In Ivory Coast, cocoa once guaranteed farmers a sweet life.
Then the world’s number one producer was whacked, as oversupply and falling demand from health-conscious consumers hit prices.
But some producers proudly say they are not only weathering the cocoa storm but even flourishing.
The thanks, they say, are due to fair-trade deals that demand higher environmental and social standards from producers in exchange for training and a tempting financial bonus.
“Fair trade changed my life,” enthused Robert Yao N’Guettia, in the middle of his plantation in Adzope, 100 kilometres (60 miles) east of Ivory Coast’s economic capital Abidjan.
He is one of around 2,000 members of CAYAT — the Yakasse-Attobrou Agricultural Cooperative — which has tied up with an organisation called Fairtrade International.
It is one of a growing constellation of organisations which promote developing-country products. They ask consumers to pay a premium for a product that has been grown or made to higher ethical standards.
The products typically come from sectors such as cocoa and coffee, where poverty, child labour and environmental damage can be a curse.
Under their deal, CAYAT farmers are trained in smarter agriculture, ranging from better use of authorised fertilisers and harvesting techniques to fermentation — a key process that removes tannins from the harvested cacao bean and provides the best chocolate with its signature rich taste.
In 2012, the coop gained certification enabling products containing their cocoa to carry the Freetrade tag. Certification requires farmers to observe higher standards in the use of chemical inputs, pay decent wages to workers and not use child labour.
In exchange, CAYAT receives an annual premium, which currently runs at about 200 million CFA francs — around 305,000 euros ($358,000).
“The premium is divided into four equal parts — agricultural inputs, training, social investment and a bonus which goes to the farmers themselves,” said Traore Sinan, head of the cooperative.
N’Guettia said the scheme had been transformational. His plantation now produces a tonne of cacao beans per hectare (2.5 acres) today, compared with 300 kilogrammes (660 pounds previously.
He owns a car — a luxury for small farmers — and money from the cooperative has endowed his village with a primary school with solar-powered lighting.
“We can work in the fields while our children go to school,” he said.

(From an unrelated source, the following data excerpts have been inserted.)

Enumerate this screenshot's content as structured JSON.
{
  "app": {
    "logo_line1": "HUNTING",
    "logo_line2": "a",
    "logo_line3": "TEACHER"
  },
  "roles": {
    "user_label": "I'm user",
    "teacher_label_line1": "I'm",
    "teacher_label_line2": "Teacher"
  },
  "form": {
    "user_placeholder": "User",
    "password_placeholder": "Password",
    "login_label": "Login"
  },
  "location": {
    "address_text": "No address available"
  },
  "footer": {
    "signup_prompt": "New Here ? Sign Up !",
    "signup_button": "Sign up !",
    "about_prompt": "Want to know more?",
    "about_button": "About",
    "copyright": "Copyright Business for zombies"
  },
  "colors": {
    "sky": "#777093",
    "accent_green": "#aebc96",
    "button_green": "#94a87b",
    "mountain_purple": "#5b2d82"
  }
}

Other villages in the Adzope region now have water pumps and solar panels to provide basic needs for homes, as well as medical clinics, all financed from the Fairtrade bonus.
– Reality behind figures –
In 2004, only one organisation of cocoa farmers in Ivory Coast had Fairtrade certification. Today, the tally is nearly 200, representing more than 120,000 producers. The volume of Ivorian certified cacao has similarly surged, from 25 tonnes in 2004 to more than 150,000 tonnes in 2017.

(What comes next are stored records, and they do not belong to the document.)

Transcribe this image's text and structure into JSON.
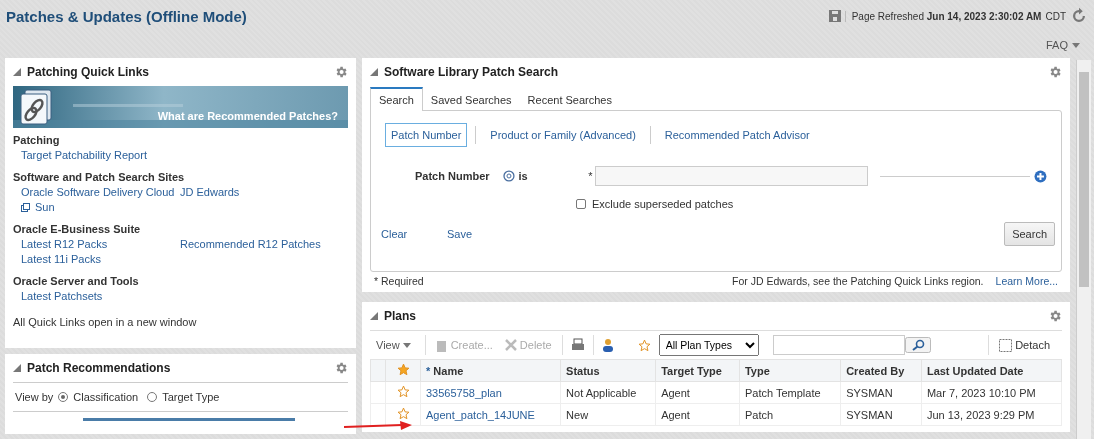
{
  "header": {
    "title": "Patches & Updates (Offline Mode)",
    "refreshed_label": "Page Refreshed",
    "refreshed_time": "Jun 14, 2023 2:30:02 AM",
    "timezone": "CDT",
    "faq": "FAQ"
  },
  "quick_links": {
    "title": "Patching Quick Links",
    "banner_text": "What are Recommended Patches?",
    "groups": [
      {
        "heading": "Patching",
        "links": [
          {
            "label": "Target Patchability Report",
            "external": false
          }
        ]
      },
      {
        "heading": "Software and Patch Search Sites",
        "links": [
          {
            "label": "Oracle Software Delivery Cloud",
            "external": false
          },
          {
            "label": "JD Edwards",
            "external": false
          },
          {
            "label": "Sun",
            "external": true
          }
        ]
      },
      {
        "heading": "Oracle E-Business Suite",
        "links": [
          {
            "label": "Latest R12 Packs",
            "external": false
          },
          {
            "label": "Recommended R12 Patches",
            "external": false
          },
          {
            "label": "Latest 11i Packs",
            "external": false
          }
        ]
      },
      {
        "heading": "Oracle Server and Tools",
        "links": [
          {
            "label": "Latest Patchsets",
            "external": false
          }
        ]
      }
    ],
    "note": "All Quick Links open in a new window"
  },
  "recommendations": {
    "title": "Patch Recommendations",
    "view_by_label": "View by",
    "options": [
      {
        "label": "Classification",
        "selected": true
      },
      {
        "label": "Target Type",
        "selected": false
      }
    ]
  },
  "patch_search": {
    "title": "Software Library Patch Search",
    "tabs": [
      {
        "label": "Search",
        "selected": true
      },
      {
        "label": "Saved Searches",
        "selected": false
      },
      {
        "label": "Recent Searches",
        "selected": false
      }
    ],
    "modes": [
      {
        "label": "Patch Number",
        "selected": true
      },
      {
        "label": "Product or Family (Advanced)",
        "selected": false
      },
      {
        "label": "Recommended Patch Advisor",
        "selected": false
      }
    ],
    "field_label": "Patch Number",
    "operator": "is",
    "required_mark": "*",
    "exclude_superseded": {
      "label": "Exclude superseded patches",
      "checked": false
    },
    "clear": "Clear",
    "save": "Save",
    "search_button": "Search",
    "required_note": "* Required",
    "jd_note": "For JD Edwards, see the Patching Quick Links region.",
    "learn_more": "Learn More..."
  },
  "plans": {
    "title": "Plans",
    "view": "View",
    "create": "Create...",
    "delete": "Delete",
    "plan_type": "All Plan Types",
    "detach": "Detach",
    "columns": [
      {
        "label": "Name",
        "required": true
      },
      {
        "label": "Status",
        "required": false
      },
      {
        "label": "Target Type",
        "required": false
      },
      {
        "label": "Type",
        "required": false
      },
      {
        "label": "Created By",
        "required": false
      },
      {
        "label": "Last Updated Date",
        "required": false
      }
    ],
    "rows": [
      {
        "favorite": false,
        "cells": [
          "33565758_plan",
          "Not Applicable",
          "Agent",
          "Patch Template",
          "SYSMAN",
          "Mar 7, 2023 10:10 PM"
        ]
      },
      {
        "favorite": false,
        "cells": [
          "Agent_patch_14JUNE",
          "New",
          "Agent",
          "Patch",
          "SYSMAN",
          "Jun 13, 2023 9:29 PM"
        ]
      }
    ]
  }
}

Such figures seem huge and suggest a revolution in sustainable development is in full swing.
But the reality is somewhat less dramatic.
By way of comparison, Ivory Coast’s cocoa production for the 2017-18 season is expected to be two million tonnes.
The country accounts for 40 percent of worldwide output — of which just 1.2 percent is certified as fair trade.
Out of 3,000 cocoa cooperatives in Ivory Coast, fewer than 200 are certified. The sector employs around four million people — around one in six of the population and accounts for 10 percent of GDP, according to the World Bank.
Even so, certification is clearly growing in popularity as a means of buffering the impact of a price slump that has hit small farmers worst of all.
“Our dearest wish is for the purchase price to rise to 1,100 CFA francs a kilo, compared to 700 today,” producer Vincent Kra Kouame said this month in the runup to the 2018-19 season, which starts in October.
Right now, “fair-trade cacao is our only comfort,” he said.